So recently I put some files up on a file server I rent with a couple of mates, mostly ones used in my CV so that prospective employees can check papers etc that I have written. In an attempt to try and figure out who has accessed these files I, with the help of my friend Paul wrote a smal script that uses the access log, grep and whois to figure out the domains that have accessed the file. To be honest its a small script, and if I had more experience with bash I probably could have written it myself. In fact, if Paul had wanted to, I know he could have written it no problems, but it was all experience.

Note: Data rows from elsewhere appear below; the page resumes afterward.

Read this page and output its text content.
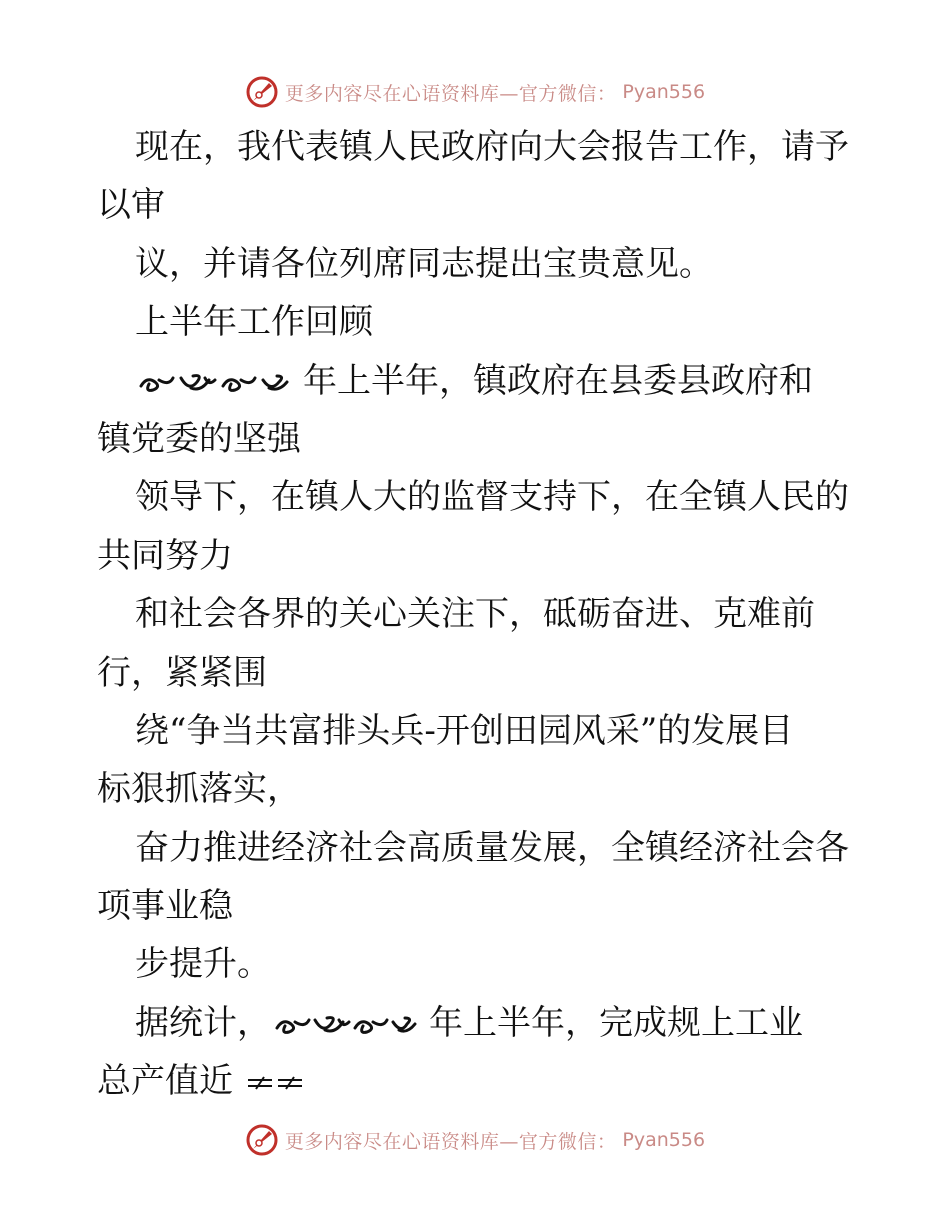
更多内容尽在心语资料库—官方微信： Pyan556
现在，我代表镇人民政府向大会报告工作，请予
以审
议，并请各位列席同志提出宝贵意见。
上半年工作回顾
年上半年，镇政府在县委县政府和
镇党委的坚强
领导下，在镇人大的监督支持下，在全镇人民的
共同努力
和社会各界的关心关注下，砥砺奋进、克难前
行，紧紧围
绕“争当共富排头兵-开创田园风采”的发展目
标狠抓落实，
奋力推进经济社会高质量发展，全镇经济社会各
项事业稳
步提升。
据统计，	年上半年，完成规上工业
总产值近
更多内容尽在心语资料库—官方微信： Pyan556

In case someone wants to use it, here it is.
#!/bin/bash
FILE=”/tmp/$(basename $0).$RANDOM.$$.txt”;
echo Searching for access to files with $1;
sudo cat /var/log/apache2/access.log | grep -i *PUT YOUR NAME HERE* | grep $1 > $FILE;
if [ -z "$2" ]
then
echo “no exclusions”;
else
echo “excluding files containing $2″;
cat $FILE | grep -v $2 > $FILE;
fi
cat $FILE | cut -d ‘ ‘ -f 1 | sort | uniq -c > $FILE;
for i in $(cat $FILE)
do
echo -ne “$i - “; whois $i -H | egrep ‘OrgName|descr’ | head -n 1 | cut -d ‘:’ -f 2;
done
To use it, just copy the script (replacing the part that says *PUT YOUR NAME HERE* with your username) into a file, set it as an executable using chmod +x, then run it. The first argument is the string you are looking for access to, e.g. pdf will show all pdf’s, and there is a second optional string for if you want to exclude files with names containg a certain string.